Saying that tax season has been as punishing on librarians as taxpayers, Ventura County officials said Monday that county libraries will discontinue their 10-year service of distributing state and federal tax forms after Oct. 31.
"It's a real headache," said Alan Langville, manager of community libraries. The county manages all libraries except those in Thousand Oaks, Oxnard and Santa Paula.
The system's 15 libraries gave out about 600,000 tax forms during the last tax season, Langville said. He said the service, for which the libraries aren't compensated, cost at least $100,000 in staff time and untold aggravation.

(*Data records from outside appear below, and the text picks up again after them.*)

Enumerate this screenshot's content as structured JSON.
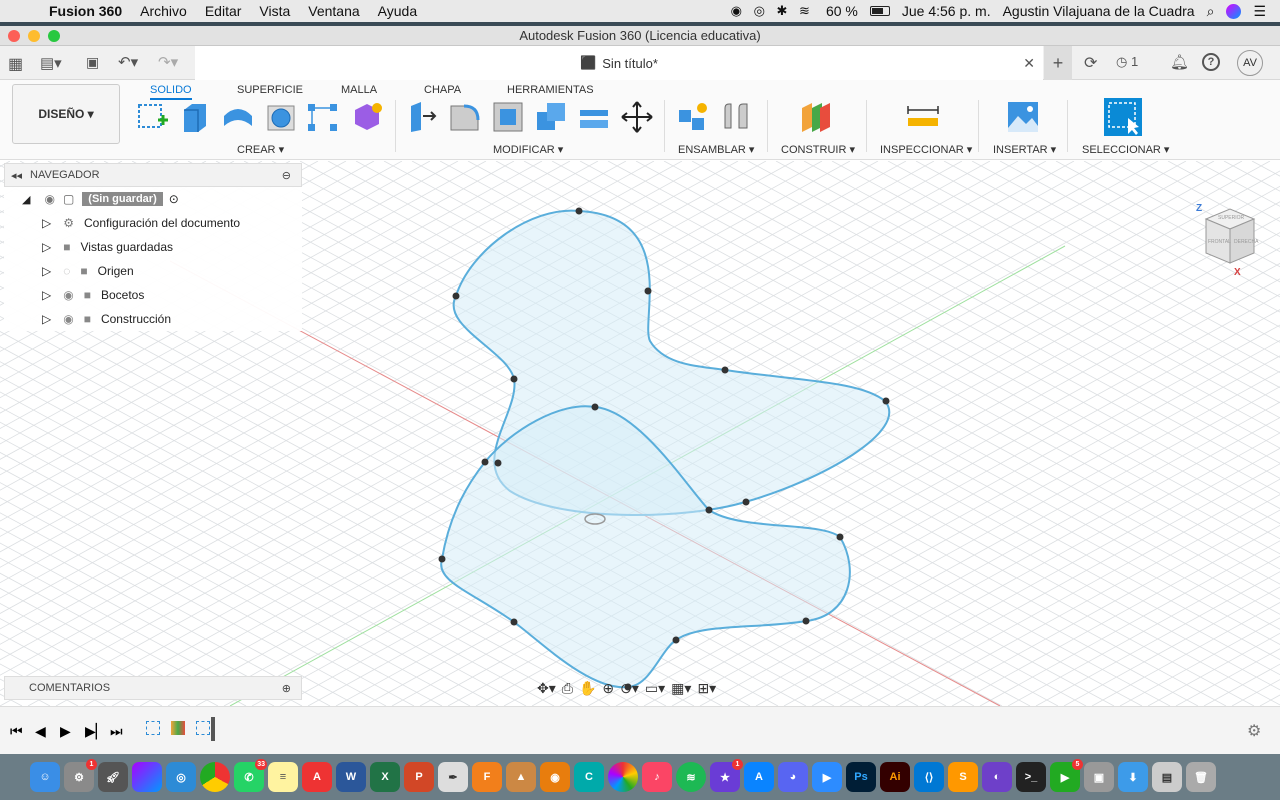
{
  "menubar": {
    "app_name": "Fusion 360",
    "items": [
      "Archivo",
      "Editar",
      "Vista",
      "Ventana",
      "Ayuda"
    ],
    "battery": "60 %",
    "clock": "Jue 4:56 p. m.",
    "user": "Agustin Vilajuana de la Cuadra"
  },
  "window": {
    "title": "Autodesk Fusion 360 (Licencia educativa)",
    "tab_title": "Sin título*",
    "jobs_count": "1",
    "user_initials": "AV"
  },
  "toolbar": {
    "workspace": "DISEÑO",
    "tabs": [
      "SOLIDO",
      "SUPERFICIE",
      "MALLA",
      "CHAPA",
      "HERRAMIENTAS"
    ],
    "groups": [
      "CREAR",
      "MODIFICAR",
      "ENSAMBLAR",
      "CONSTRUIR",
      "INSPECCIONAR",
      "INSERTAR",
      "SELECCIONAR"
    ]
  },
  "navigator": {
    "header": "NAVEGADOR",
    "root": "(Sin guardar)",
    "items": [
      "Configuración del documento",
      "Vistas guardadas",
      "Origen",
      "Bocetos",
      "Construcción"
    ]
  },
  "comments": {
    "header": "COMENTARIOS"
  },
  "viewcube": {
    "axis_z": "Z",
    "axis_x": "X",
    "face_top": "SUPERIOR",
    "face_front": "FRONTAL",
    "face_right": "DERECHA"
  },
  "colors": {
    "accent": "#0a7ad6",
    "sketch_stroke": "#5aaedb",
    "sketch_fill": "#d6ecf8"
  },
  "dock": {
    "badges": [
      "1",
      "33",
      "1",
      "5"
    ]
  }
}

Librarians have had to field dozens of telephone calls, clear jammed copiers, sort forms and keep distribution centers stocked, and constantly remind customers that they can't give tax advice.
With more than $900,000 lopped off its budget this year, Langville said, the library system couldn't afford to continue the service.
"We're librarians, not tax specialists," said Jean Doty, a senior librarian at the Simi Valley Community Library.
She said the Simi Valley library issued 186,000 forms during the recent tax season.
The Thousand Oaks Public Library, which operates separately from the county, may discontinue its tax forms service, Deputy Director Steve Brogden said.
"The IRS has had a good patsy for some time in libraries. That's beginning to stop," he said.
Barbara Spalinger, an IRS spokeswoman in San Jose, said California libraries are leading a national trend away from distributing tax forms.